Extracting eight bioactive peptides AMPs, ACPs, AIPs, AHPs, ADPs, AOPs, IMPs and NUPs from the database to construct a benchmark dataset; then, preprocessing the data of the reference data set through redundancy and homology deviation analysis, wherein 80% of sequences in the preprocessed data are used for constructing a training set, and 20% of sequences are used for constructing a test set;

step S2, a multi-label prediction model is established, and the multi-label prediction model consists of a feature embedding module, a multi-scale convolutional neural network CNN module, a BiGRU module for processing context related sequences and a classification module;

the characteristic embedding module converts the polypeptide biological sequence vector into a dense vector with a fixed size; amino acids { A, C, D, E, F, G, H, I, M, N, P, Q, R, S, T, V, W, Y } are assigned to natural numbers {1, 2,3, 4, 5, 6, 7, 8, 9, 10, 11, 12, 13, 14, 15, 16, 17, 18, 19, 20}, and a zero-filling method is used to prepare a secret vector with a fixed size of 500×500 dimensions; the feature embedding module has an embedding size value of any one of 50, 100, and 150;

the multi-scale convolutional neural network CNN module consists of an encoding module and a decoding module, is formed by stacking a plurality of parallel convolutional blocks, wherein the input of each node in a convolutional layer is a small block of the upper layer of neural network, and the sequence is encoded by a plurality of convolutional pooling layers to extract the global characteristics of the sequence; the pool size value of the CNN module is 3 or 5;

the BiGRU module for processing the context related sequence receives forward input and learns reverse input to extract the context information through the forward and reverse gating circulating units GRU; the GRU unit value of the BiGRU module is any one of 50, 100 and 150;

the classification module adopts a full communication layer as a classification module, converts the output of the convolution layer into a vector mode, and simultaneously connects each output neuron with each input neuron; the full-connection dimension value of the classification module is 128 or 256;

step S3, training the constructed multi-label prediction model by using the acquired data set, and

the optimization algorithm is adopted to improve the model feature extraction and parameter prediction performance; the training learning rate value is 0.01 or 0.001;

and S4, evaluating the performance of the multi-label prediction model through five indexes including calculation precision, coverage rate, accuracy, absolute true value and absolute false value.

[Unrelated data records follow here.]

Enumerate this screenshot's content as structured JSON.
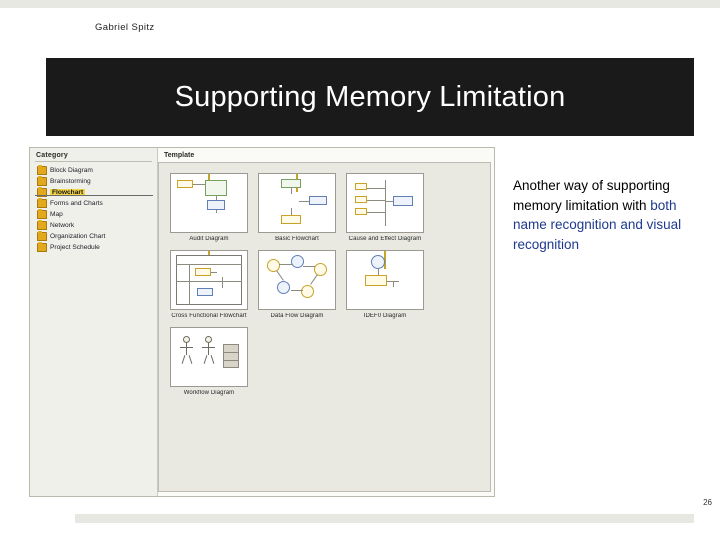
{
  "slide": {
    "author": "Gabriel Spitz",
    "title": "Supporting Memory Limitation",
    "page_number": "26",
    "body": {
      "lead": "Another way of supporting memory limitation with ",
      "highlight": "both name recognition and visual recognition"
    }
  },
  "screenshot": {
    "category_pane": {
      "header": "Category",
      "items": [
        {
          "label": "Block Diagram",
          "selected": false
        },
        {
          "label": "Brainstorming",
          "selected": false
        },
        {
          "label": "Flowchart",
          "selected": true
        },
        {
          "label": "Forms and Charts",
          "selected": false
        },
        {
          "label": "Map",
          "selected": false
        },
        {
          "label": "Network",
          "selected": false
        },
        {
          "label": "Organization Chart",
          "selected": false
        },
        {
          "label": "Project Schedule",
          "selected": false
        }
      ]
    },
    "template_pane": {
      "header": "Template",
      "items": [
        {
          "label": "Audit Diagram",
          "thumb": "audit"
        },
        {
          "label": "Basic Flowchart",
          "thumb": "basic-flowchart"
        },
        {
          "label": "Cause and Effect Diagram",
          "thumb": "cause-effect"
        },
        {
          "label": "Cross Functional Flowchart",
          "thumb": "cross-functional"
        },
        {
          "label": "Data Flow Diagram",
          "thumb": "data-flow"
        },
        {
          "label": "IDEF0 Diagram",
          "thumb": "idef0"
        },
        {
          "label": "Workflow Diagram",
          "thumb": "workflow"
        }
      ]
    }
  },
  "colors": {
    "title_band": "#1a1a1a",
    "title_text": "#ffffff",
    "highlight_text": "#1e3a8f",
    "selection": "#f2d34a",
    "bar": "#e8e8e2"
  }
}
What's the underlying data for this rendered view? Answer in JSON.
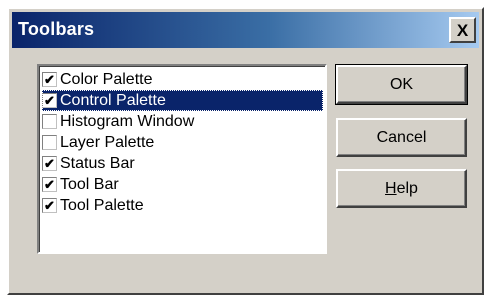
{
  "dialog": {
    "title": "Toolbars",
    "close_glyph": "X"
  },
  "toolbar_list": {
    "items": [
      {
        "label": "Color Palette",
        "checked": true,
        "selected": false
      },
      {
        "label": "Control Palette",
        "checked": true,
        "selected": true
      },
      {
        "label": "Histogram Window",
        "checked": false,
        "selected": false
      },
      {
        "label": "Layer Palette",
        "checked": false,
        "selected": false
      },
      {
        "label": "Status Bar",
        "checked": true,
        "selected": false
      },
      {
        "label": "Tool Bar",
        "checked": true,
        "selected": false
      },
      {
        "label": "Tool Palette",
        "checked": true,
        "selected": false
      }
    ]
  },
  "buttons": {
    "ok_label": "OK",
    "cancel_label": "Cancel",
    "help_label": "Help"
  },
  "colors": {
    "title_bar": "#0a246a",
    "selection": "#0a246a",
    "face": "#d4d0c8"
  }
}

Further, in step S1, the database includes DRAMP, antiCP, preAIP, MAHTPRED, bioDADpep and Uniprot; the pretreatment process is to delete sequences with similarity more than 90% by using a protein sequence or nucleic acid sequence clustering tool CD-HIT, so as to avoid redundancy and homology deviation in each functional peptide data set.

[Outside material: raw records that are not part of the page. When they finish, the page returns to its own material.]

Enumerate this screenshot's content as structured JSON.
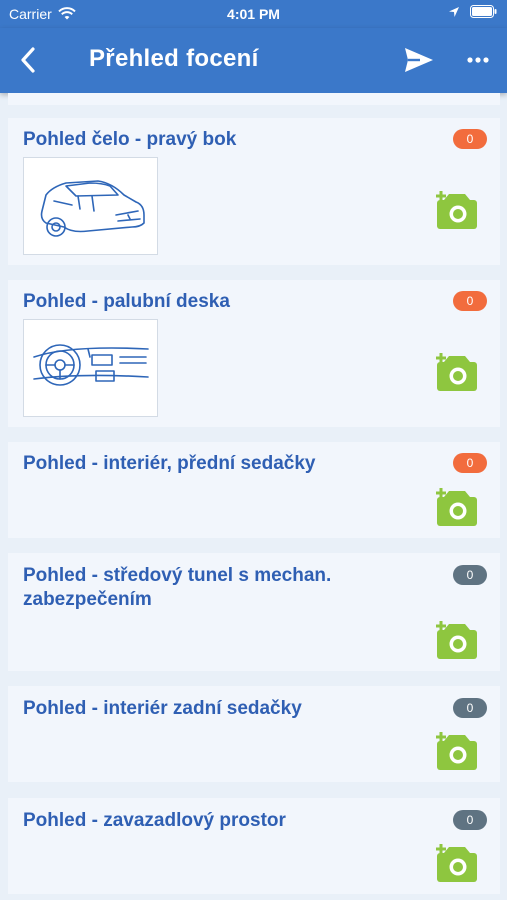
{
  "status": {
    "carrier": "Carrier",
    "time": "4:01 PM"
  },
  "nav": {
    "title": "Přehled focení"
  },
  "items": [
    {
      "title": "Pohled čelo - pravý bok",
      "count": "0"
    },
    {
      "title": "Pohled - palubní deska",
      "count": "0"
    },
    {
      "title": "Pohled - interiér, přední sedačky",
      "count": "0"
    },
    {
      "title": "Pohled - středový tunel s mechan. zabezpečením",
      "count": "0"
    },
    {
      "title": "Pohled - interiér zadní sedačky",
      "count": "0"
    },
    {
      "title": "Pohled - zavazadlový prostor",
      "count": "0"
    }
  ],
  "colors": {
    "header": "#3b78c9",
    "title_text": "#2f5fb3",
    "badge_active": "#f26c3d",
    "badge_inactive": "#5f7382",
    "camera_green": "#8ec63f"
  }
}
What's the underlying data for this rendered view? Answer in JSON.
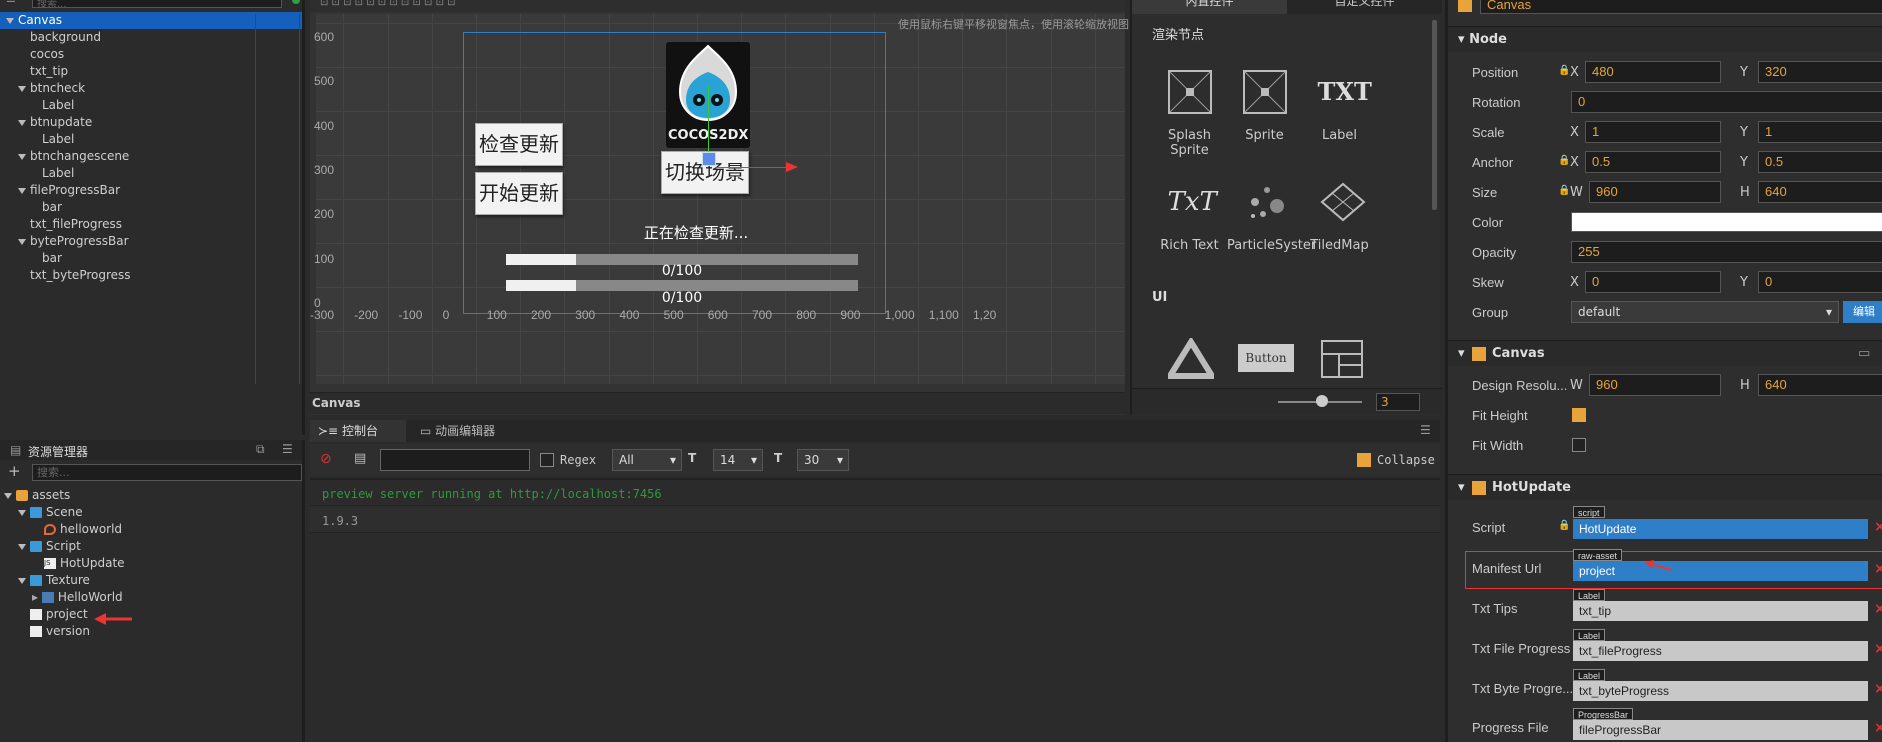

Furthermore, in step S2, before implementing the embedding mechanism, the polypeptide is converted into a filling carrier, and then the filling carrier is input into the multi-tag prediction model, wherein the length of the polypeptide is 5-500 amino acids, and the filling carrier with the same length can be treated as an input file.

Further, in step S2, in the biglu module of the processing context-related sequence, the formula for calculating activation of the j-th hidden unit in the GRU layer is as follows:

where σ is a logistic sigmoid function, wz and Uz represent different weight matrices learned, xt is input, and ht-1 is the previous hidden state. And the output of the multi-scale convolutional network layer is used as an input.

At time t, the reset gate r of the jth hidden unit is similarly calculated by:

the activation of the jth hidden unit at time t is then calculated by:

wherein the candidate activations are calculated accordingly using the following formula:

where tanh is a hyperbolic tangent function and rt is an element-wise multiplication and a set of reset gates, respectively.

Furthermore, the classification module adopts a full communication layer as the classification module, the output of the convolution layer is converted into a vector mode, and each output neuron and each input neuron are connected.

Further, in step S4, the five indexes of precision, coverage, accuracy, absolute true value and absolute false value are defined as follows:

wherein N is the total number of the multifunctional bioactive peptides, U represents the union in the ensemble theory, and refers to the operation of counting the number of elements by the intersection of the set theory, L (L) _i Representing the subset of the ith sample with true tags,

representing a subset of labels with predictions for the ith sample.

Further, in step S4, the sensitivity SEN and the specificity SPE are also used to evaluate the predictive performance of different multi-labeling methods on different peptide functions, and the calculation formula is as follows:

wherein TP, TN, FP, and FN correspond to the number of true positives, true negatives, false positives, and false negatives, respectively.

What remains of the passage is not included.